Rahim (uterus) her iki yanından uzanan kanallar aracılığıyla yumurtalıklara ulaşır. Bu kanallara tıp dilinde tuba uterina, fallop tüpleri veya salpenks denir. Rahmin sağında ve solunda birer tane bulunur. Yumurtalıktan atılan yumurta tüp organının ucundaki fimbria denilen saçaklı yapılarla yakalanır. Gebelik oluşabilmesi için vaginaya boşalan spermlerin rahim ağzı ve rahim içini geçerek tüplerdeki yumurtaya ulaşması gerekmektedir. Bu nedenle tüplerin açık olup olmadığının ve görevlerini yapabildiğinin gösterilmesi önemlidir. İnfertilite nedenlerinin %35’ini tüplere ait bozukluklar oluşturmaktadır. HSG (rahim filmi) tetkiki, tüplerdeki tıkanıklığı ve oluşmuş hasarı gösterebilir. Tüpler kapalı, hasar görmüş veya yapışık bulunursa cerrahi olarak düzeltilebilir. Ancak operasyon ile sonuç alınamaz ise tüp bebek yöntemi (IVF) tedavide en iyi alternatiftir.

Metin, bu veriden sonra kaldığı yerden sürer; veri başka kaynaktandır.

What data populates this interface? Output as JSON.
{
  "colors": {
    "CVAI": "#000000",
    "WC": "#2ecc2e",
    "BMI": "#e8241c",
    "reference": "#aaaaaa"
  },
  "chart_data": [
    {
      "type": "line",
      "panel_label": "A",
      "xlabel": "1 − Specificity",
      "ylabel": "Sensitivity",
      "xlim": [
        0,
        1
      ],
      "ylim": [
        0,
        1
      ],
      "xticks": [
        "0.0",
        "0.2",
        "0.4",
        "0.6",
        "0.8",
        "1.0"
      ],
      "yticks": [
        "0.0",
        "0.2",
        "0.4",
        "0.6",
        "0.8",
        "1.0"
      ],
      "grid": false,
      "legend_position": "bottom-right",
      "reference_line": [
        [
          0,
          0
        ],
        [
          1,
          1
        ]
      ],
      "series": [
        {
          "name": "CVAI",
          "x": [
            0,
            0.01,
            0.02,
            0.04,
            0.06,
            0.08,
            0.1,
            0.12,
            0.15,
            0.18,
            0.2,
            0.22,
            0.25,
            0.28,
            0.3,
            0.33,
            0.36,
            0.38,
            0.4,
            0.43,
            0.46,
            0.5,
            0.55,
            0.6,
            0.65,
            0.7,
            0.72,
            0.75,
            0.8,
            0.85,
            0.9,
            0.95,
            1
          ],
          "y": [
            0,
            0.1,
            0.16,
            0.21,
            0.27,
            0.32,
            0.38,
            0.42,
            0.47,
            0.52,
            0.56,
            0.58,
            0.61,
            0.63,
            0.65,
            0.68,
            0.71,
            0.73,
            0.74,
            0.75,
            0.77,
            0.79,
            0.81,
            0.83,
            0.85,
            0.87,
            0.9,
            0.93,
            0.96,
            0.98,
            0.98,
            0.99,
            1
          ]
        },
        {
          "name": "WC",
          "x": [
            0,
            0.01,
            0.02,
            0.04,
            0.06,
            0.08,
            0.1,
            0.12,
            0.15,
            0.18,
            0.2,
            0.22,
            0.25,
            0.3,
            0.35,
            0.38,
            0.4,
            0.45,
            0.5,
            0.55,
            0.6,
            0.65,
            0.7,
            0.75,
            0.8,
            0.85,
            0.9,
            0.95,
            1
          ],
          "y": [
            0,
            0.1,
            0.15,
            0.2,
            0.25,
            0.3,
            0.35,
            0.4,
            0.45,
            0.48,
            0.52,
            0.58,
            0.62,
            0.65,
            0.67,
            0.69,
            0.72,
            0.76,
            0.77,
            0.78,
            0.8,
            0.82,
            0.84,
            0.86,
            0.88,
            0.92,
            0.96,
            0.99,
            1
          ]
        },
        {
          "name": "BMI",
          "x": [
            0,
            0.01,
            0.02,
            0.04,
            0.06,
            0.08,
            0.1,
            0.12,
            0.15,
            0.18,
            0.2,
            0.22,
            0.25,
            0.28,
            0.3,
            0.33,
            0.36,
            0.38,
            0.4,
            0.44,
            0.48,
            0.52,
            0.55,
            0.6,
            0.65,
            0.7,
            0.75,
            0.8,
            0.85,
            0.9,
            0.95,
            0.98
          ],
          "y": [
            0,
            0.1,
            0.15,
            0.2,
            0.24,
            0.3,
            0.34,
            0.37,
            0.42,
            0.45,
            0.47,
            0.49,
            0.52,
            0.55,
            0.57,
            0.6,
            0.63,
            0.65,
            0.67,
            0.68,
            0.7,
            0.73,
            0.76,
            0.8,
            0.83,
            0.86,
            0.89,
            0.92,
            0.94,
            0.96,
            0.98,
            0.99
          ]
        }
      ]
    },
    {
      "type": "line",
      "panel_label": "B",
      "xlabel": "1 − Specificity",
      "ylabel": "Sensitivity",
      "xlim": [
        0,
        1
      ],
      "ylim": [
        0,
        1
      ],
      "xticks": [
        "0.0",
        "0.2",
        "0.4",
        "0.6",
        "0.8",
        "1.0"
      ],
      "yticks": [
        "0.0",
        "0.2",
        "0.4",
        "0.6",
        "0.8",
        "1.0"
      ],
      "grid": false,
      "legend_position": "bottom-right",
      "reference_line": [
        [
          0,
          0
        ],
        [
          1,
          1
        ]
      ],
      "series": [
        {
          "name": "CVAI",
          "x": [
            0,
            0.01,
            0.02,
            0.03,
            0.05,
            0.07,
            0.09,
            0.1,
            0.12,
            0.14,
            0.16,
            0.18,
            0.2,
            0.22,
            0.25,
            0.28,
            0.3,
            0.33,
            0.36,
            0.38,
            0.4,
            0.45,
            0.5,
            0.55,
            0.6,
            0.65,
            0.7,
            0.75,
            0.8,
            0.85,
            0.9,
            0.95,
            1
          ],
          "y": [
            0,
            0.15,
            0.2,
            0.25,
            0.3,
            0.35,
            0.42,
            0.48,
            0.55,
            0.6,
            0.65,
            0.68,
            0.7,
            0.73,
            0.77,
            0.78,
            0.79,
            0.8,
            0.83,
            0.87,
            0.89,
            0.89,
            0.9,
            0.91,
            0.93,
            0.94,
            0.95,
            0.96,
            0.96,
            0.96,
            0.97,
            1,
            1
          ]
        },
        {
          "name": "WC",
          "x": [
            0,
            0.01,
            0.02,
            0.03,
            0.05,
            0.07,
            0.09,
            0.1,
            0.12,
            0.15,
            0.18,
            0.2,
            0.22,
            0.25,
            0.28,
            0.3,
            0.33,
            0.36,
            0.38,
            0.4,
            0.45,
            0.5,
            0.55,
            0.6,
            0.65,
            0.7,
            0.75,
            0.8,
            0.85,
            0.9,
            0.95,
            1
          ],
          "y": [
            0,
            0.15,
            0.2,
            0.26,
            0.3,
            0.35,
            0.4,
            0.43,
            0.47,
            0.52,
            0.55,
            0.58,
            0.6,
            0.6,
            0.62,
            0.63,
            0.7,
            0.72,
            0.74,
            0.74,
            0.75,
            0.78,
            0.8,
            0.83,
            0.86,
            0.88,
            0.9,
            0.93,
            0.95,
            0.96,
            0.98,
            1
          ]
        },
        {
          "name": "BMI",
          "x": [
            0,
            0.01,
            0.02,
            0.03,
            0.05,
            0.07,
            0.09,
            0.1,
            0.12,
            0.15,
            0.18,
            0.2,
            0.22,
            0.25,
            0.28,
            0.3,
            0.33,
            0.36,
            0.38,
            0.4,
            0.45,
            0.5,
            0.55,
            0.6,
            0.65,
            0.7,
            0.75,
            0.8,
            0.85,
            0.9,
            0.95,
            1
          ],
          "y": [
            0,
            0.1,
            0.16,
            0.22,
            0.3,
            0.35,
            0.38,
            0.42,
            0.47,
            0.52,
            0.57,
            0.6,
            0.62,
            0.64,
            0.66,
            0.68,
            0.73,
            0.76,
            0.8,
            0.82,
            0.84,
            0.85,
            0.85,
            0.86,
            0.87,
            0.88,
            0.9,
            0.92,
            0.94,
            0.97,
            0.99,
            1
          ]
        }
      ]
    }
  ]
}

Rahmin kısmen veya tamamen gelişmemiş olması, rahim içinde rahim boşluğunu daraltan perde (septum) bulunması, çift rahim, tek boynuzlu rahim gibi doğumsal bozukluklar, çiftin çocuk sahibi olmasını engelleyebilir veya tekrarlayan düşüklere yol açabilir. Sonradan rahim içinde oluşabilecek myom ve polipler de infertilite nedeni olabilir. Ayrıca geçirilmiş rahim ameliyatları, kürtaj veya enfeksiyonlar, rahim içinde yapışıklıklara sebep olarak infertilite oluşturabilir. Bu gibi bozukluklar USG veya HSG (rahim filmi) ile görülerek tanıları konabilir ve histeroskopik cerrahi ile düzeltilebilir.
İnfertil çiftlerin yaklaşık % 5-10’unda tüm testler normal bulunmaktadır. Çiftlerin birçoğu infertilite nedenini ortaya çıkarabilmek amacı ile yoğun testlere maruz kalmaktadır. Ancak bilinen tüm araştırmalara rağmen kısırlığı oluşturan neden ortaya çıkarılamamış ise, “açıklanamayan infertiliteden” bahsedilir. Açıklanamayan infertilite tedavisinde, sınırlı başarılarla aşılama ve ovulasyon indüksiyonu uygulanmaktadır fakat sebep belli olmadığından bu tedavilerin de başarılı olma şansı sınırlı olmaktadır. Eğer infertil çiftimize bu tedaviler birkaç kez uygulanmış ise daha fazla ısrarcı olmadan tüp bebek uygulamalarına geçilmelidir.